No More Biggie Smalls

Weight. It’s a problem. Most people know this struggle. The up and down of the scale. My struggle with weight has been one of extremes. At my heaviest I topped the scale at 200 pounds filling out a size 16 on my 5 foot 4 inch frame. Everything ached all the time. I had extreme joint pain, I had multiple feminine problems, extensive digestive issues, circulation problems, chronic headaches, and extreme fatigue.

biggiesmalls100So getting down to the nitty gritty of this post.  I’m really uncomfortable sharing this which is precisely why I’m doing so. My size 16 shrunk to a size 10 back in 2012 after a good run with juicing. Since then I’ve leveled out right around size 12/13, which is my current size. Because I’m no longer a size 16 I’ve accepted my current size although it is not my ideal weight and with it has returned many of the health issues from my size 16 days. However these issues returned with a vengeance. The joint, feminine, digestive, circulation problems, and chronic headaches and fatigue that I once had must have told all of their friends to come and camp out in my cells, because I’m experiencing a different level of health issues. Take a few years of more trauma than I can articulate, add in having a baby later in life, along with just simply getting older in general, and there you have a cocktail for some health serious problems. However, the way my single mom status is set up, (did you catch Kevin Hart up in there), I do not have the luxury of not changing my health.
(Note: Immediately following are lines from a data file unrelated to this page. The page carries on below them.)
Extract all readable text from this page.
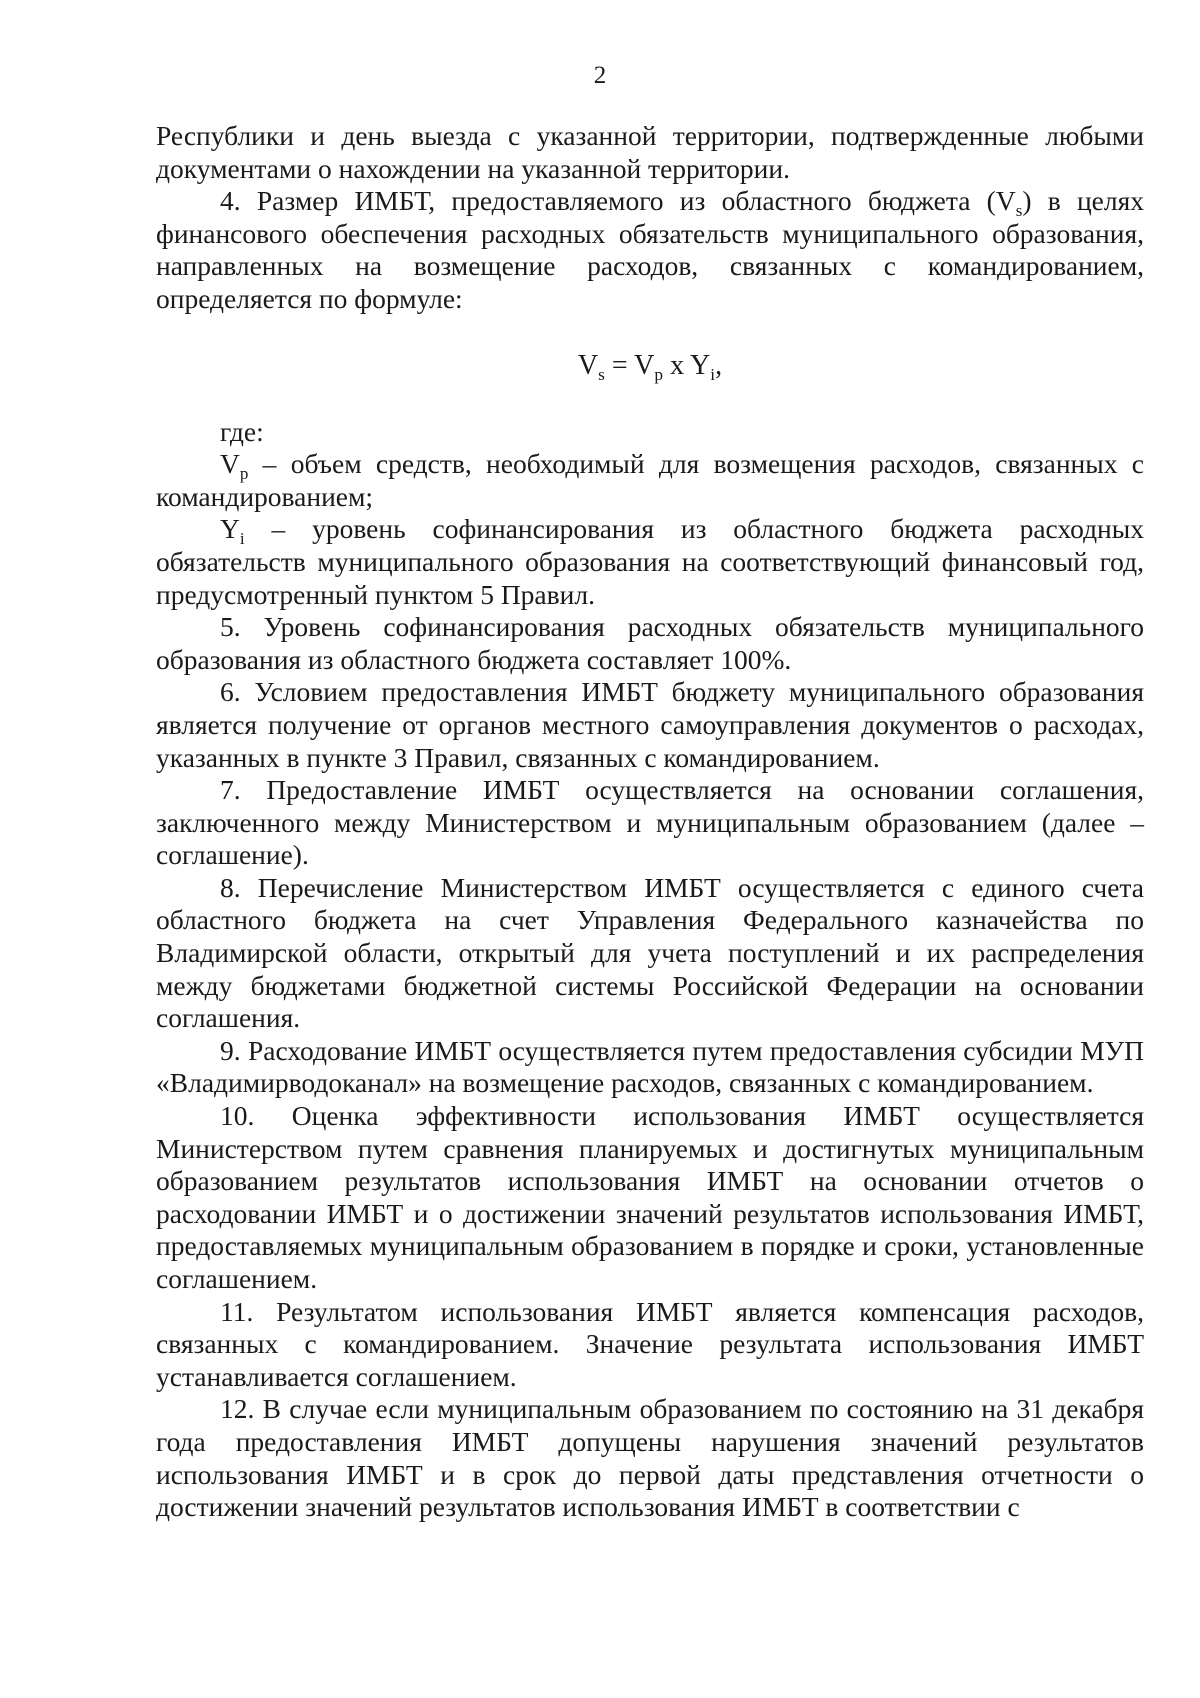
2

Республики и день выезда с указанной территории, подтвержденные любыми документами о нахождении на указанной территории.

4. Размер ИМБТ, предоставляемого из областного бюджета $(V_s)$ в целях финансового обеспечения расходных обязательств муниципального образования, направленных на возмещение расходов, связанных с командированием, определяется по формуле:

$V_s = V_p$ x $Y_i$,

где:

$V_p$ – объем средств, необходимый для возмещения расходов, связанных с командированием;

$Y_i$ – уровень софинансирования из областного бюджета расходных обязательств муниципального образования на соответствующий финансовый год, предусмотренный пунктом 5 Правил.

5. Уровень софинансирования расходных обязательств муниципального образования из областного бюджета составляет 100%.

6. Условием предоставления ИМБТ бюджету муниципального образования является получение от органов местного самоуправления документов о расходах, указанных в пункте 3 Правил, связанных с командированием.

7. Предоставление ИМБТ осуществляется на основании соглашения, заключенного между Министерством и муниципальным образованием (далее – соглашение).

8. Перечисление Министерством ИМБТ осуществляется с единого счета областного бюджета на счет Управления Федерального казначейства по Владимирской области, открытый для учета поступлений и их распределения между бюджетами бюджетной системы Российской Федерации на основании соглашения.

9. Расходование ИМБТ осуществляется путем предоставления субсидии МУП «Владимирводоканал» на возмещение расходов, связанных с командированием.

10. Оценка эффективности использования ИМБТ осуществляется Министерством путем сравнения планируемых и достигнутых муниципальным образованием результатов использования ИМБТ на основании отчетов о расходовании ИМБТ и о достижении значений результатов использования ИМБТ, предоставляемых муниципальным образованием в порядке и сроки, установленные соглашением.

11. Результатом использования ИМБТ является компенсация расходов, связанных с командированием. Значение результата использования ИМБТ устанавливается соглашением.

12. В случае если муниципальным образованием по состоянию на 31 декабря года предоставления ИМБТ допущены нарушения значений результатов использования ИМБТ и в срок до первой даты представления отчетности о достижении значений результатов использования ИМБТ в соответствии с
I can’t risk there being some chronic issue 5 years from now that I could have done something about today. At the level that my health seems to be deteriorating I have to with equal vigor launch an attack against illness, pain, fatigue and weight. And I must do so now.

So I’m starting, and I will chronicle my journey. #NoMoreCrumbs. I’m not settling for this pain, I’m not settling for illness, I’m not settling for extra weight. I’m not settling for chronic fatigue. And no matter how much it hurts, no matter how tired I may be, I’m going after my best so that my son has his mommie around for a very long time.